In this quickstart, you'll create your first Chainhook predicate to monitor STX transfers on the Stacks blockchain. You'll learn how to define event tracking rules and scan historical blockchain data to find matching transactions.
What you'll learn
Prerequisites
- For installation instructions, visit the Chainhook installation guide.
Quickstart
Generate a predicate file
Chainhook uses predicates to define what blockchain events to track. Generate a template predicate file:
$chainhook predicates new stx-transfer.json --stacks
This creates a boilerplate JSON file with the basic predicate structure.
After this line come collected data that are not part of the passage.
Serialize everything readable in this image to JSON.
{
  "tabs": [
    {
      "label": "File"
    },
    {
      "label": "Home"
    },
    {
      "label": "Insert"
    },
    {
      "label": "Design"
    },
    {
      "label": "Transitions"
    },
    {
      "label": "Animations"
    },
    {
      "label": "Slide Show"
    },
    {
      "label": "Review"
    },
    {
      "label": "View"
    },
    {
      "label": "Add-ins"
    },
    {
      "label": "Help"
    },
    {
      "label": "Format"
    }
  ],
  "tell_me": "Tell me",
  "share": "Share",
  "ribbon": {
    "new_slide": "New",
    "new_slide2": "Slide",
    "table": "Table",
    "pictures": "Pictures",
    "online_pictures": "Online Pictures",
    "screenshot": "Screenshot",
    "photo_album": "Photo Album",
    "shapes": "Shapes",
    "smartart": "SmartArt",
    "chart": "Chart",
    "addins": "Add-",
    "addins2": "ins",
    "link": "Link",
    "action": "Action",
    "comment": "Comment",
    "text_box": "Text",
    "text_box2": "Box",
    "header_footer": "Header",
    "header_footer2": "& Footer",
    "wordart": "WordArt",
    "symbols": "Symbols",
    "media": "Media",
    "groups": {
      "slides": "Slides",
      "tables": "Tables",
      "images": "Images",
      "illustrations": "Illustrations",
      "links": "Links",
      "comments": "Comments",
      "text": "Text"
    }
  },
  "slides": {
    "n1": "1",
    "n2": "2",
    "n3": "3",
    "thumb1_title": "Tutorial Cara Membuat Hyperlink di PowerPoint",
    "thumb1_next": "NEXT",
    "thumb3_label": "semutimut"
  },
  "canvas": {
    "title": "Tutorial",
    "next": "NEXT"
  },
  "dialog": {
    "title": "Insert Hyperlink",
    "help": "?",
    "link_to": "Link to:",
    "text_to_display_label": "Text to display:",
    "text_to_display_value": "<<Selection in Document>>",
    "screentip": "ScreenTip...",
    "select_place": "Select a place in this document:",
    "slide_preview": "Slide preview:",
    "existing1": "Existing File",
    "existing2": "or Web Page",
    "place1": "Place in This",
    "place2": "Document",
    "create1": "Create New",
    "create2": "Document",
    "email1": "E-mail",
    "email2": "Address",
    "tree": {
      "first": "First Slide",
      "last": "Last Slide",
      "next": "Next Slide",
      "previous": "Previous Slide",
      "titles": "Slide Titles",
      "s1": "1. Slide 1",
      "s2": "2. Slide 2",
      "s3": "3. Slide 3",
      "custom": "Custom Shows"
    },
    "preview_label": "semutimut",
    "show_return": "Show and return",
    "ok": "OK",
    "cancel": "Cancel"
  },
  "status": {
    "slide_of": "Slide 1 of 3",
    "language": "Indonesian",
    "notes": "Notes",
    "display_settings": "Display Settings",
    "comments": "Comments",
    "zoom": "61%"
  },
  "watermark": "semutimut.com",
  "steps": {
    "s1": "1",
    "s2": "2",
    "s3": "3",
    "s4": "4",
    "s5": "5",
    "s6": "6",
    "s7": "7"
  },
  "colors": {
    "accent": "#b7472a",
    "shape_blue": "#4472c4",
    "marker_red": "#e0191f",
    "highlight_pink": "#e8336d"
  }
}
The --stacks
flag specifies you're tracking Stacks events (use --bitcoin
for Bitcoin).
Configure event tracking
Open stx-transfer.json
and update the if_this
section to track STX transfer events:
{"chain": "stacks","uuid": "87ac9bff-1052-4d02-9c79-3768a6f08a09","name": "STX Transfer","version": 1,"networks": {"mainnet": {"start_block": 154670,"if_this": {"scope": "stx_event","actions": ["transfer"]},"then_that": {"file_append": {"path": "stx-transfers.txt"}}}}}
This predicate will:
- Track all STX transfer events (
scope: "stx_event"
,actions: ["transfer"]
) - Start scanning from block 154670
- Append matching events to
stx-transfers.txt
Scan for events
Run the scan command to search historical blockchain data:
$chainhook predicates scan stx-transfer.json --mainnet
The first scan
downloads a chainstate archive from Hiro Archive. Subsequent scans use the cached data for faster performance.
View results
Check the output file to see the transfer events:
$head -5 stx-transfers.txt
Each line contains a JSON payload with transfer details including sender, recipient, amount, and block information.